More incidents reported in parts of state.

September 1, 2009

2 Min Read

Equine owners should be extra vigilant for signs of pigeon fever in horses, warns

Colorado State University veterinarians.

A spike in the disorder is reported in the northern Front Range of the Colorado Rocky Mountains.

This highly contagious disease is also pigeon breast, breastbone  fever, false strangles or dryland distemper. Signs of pigeon fever can initially resemble those of strangles or dryland distemper, report officials of the CSU Veterinary Teaching Hospital.

Sometimes the only initial signs are lameness and a reluctance to move.
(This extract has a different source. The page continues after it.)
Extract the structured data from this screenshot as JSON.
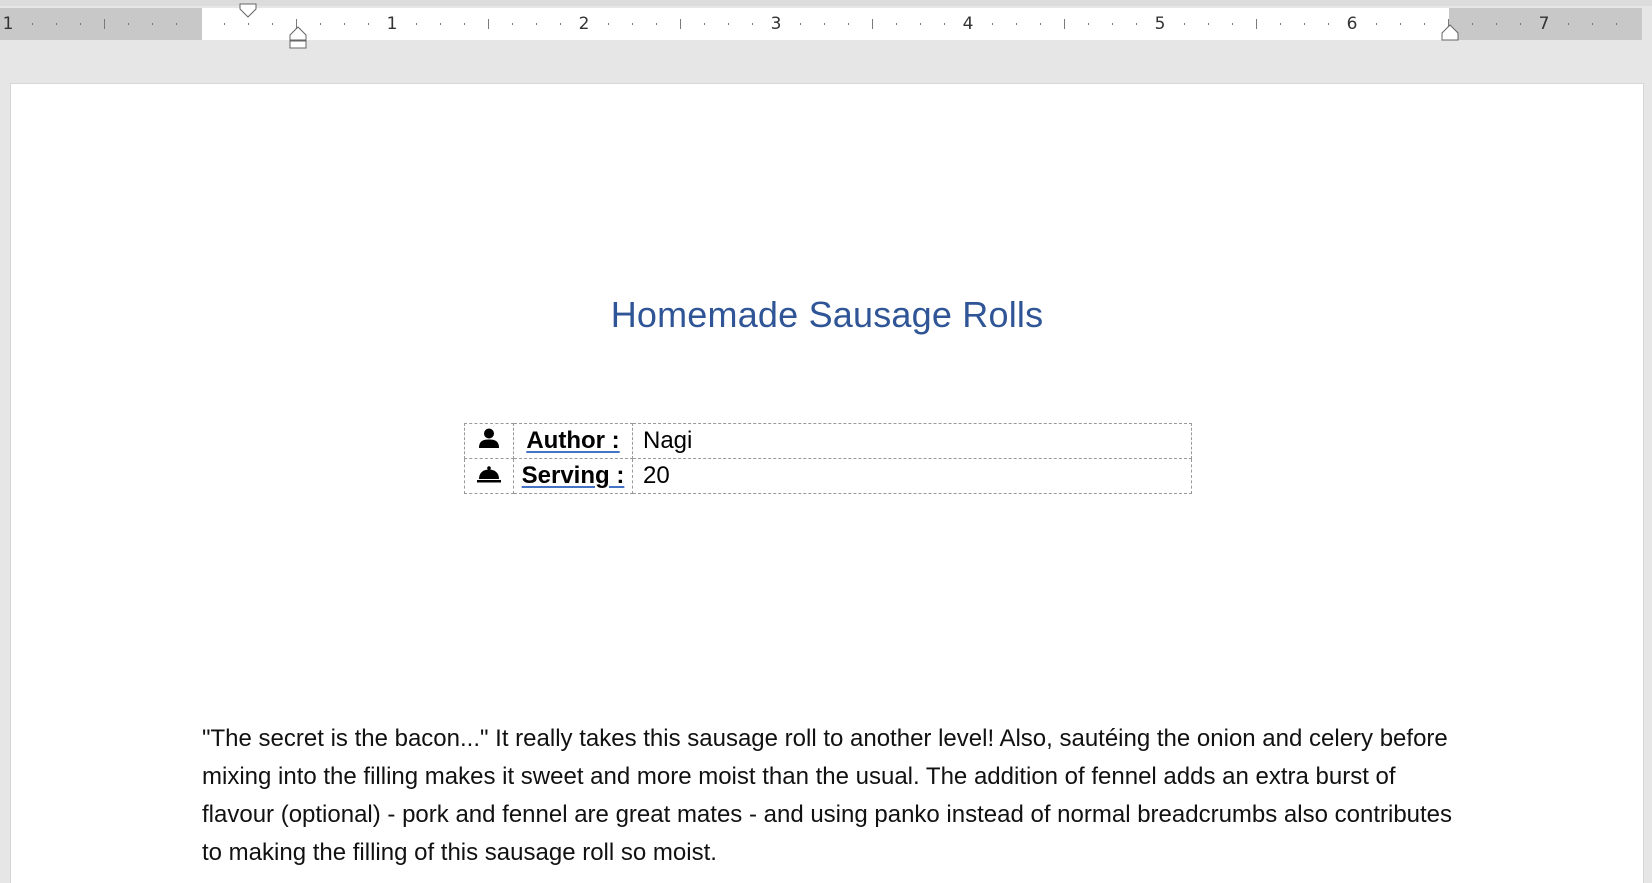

Other signs include fever, lethargy and weight loss.

There also may be very deep abscesses and multiple joint sores along the horse's chest, midline and groin area.  Abscesses in other areas such as the back, flank or ears have been seen, but  internal abscesses are rare. Horses can be infected for several weeks before developing outward symptoms, particularly abscesses.

The potentially fatal disease caused by Corynebacterium pseudotuberculosis, can enter horse bodies through wounds, broken skin or mucus membranes. Research also indicates that the disease may be spread by flies, particularly cattle horn flies.

Pigeon fever can hit horses at any age, and does not discriminate by sex or breed. Usually, however, it is seen on younger animals. Humans cannot contract this disorder, but can carry it to other horses. Shoes, clothing, hands and barn tools can all help spread the fever.

Any horse suspected of having pigeon fever should be isolated to prevent spread to other animals. Areas where infected horses are held must be properly cleaned and completely disinfected.

Treatment requires hot packs or poultices that are applied to abscesses. Open abscesses are drained and regularly flushed with saline. Veterinarians may need to lance deep abscesses.

Vets also may prescribe anti-inflammatory drugs to control swelling and pain, and sometimes use an antibiotic.

Horses with the disease usually recover within a few weeks with proper treatment. If caught early enough, horses normally make a total recovery, but the disorder may return.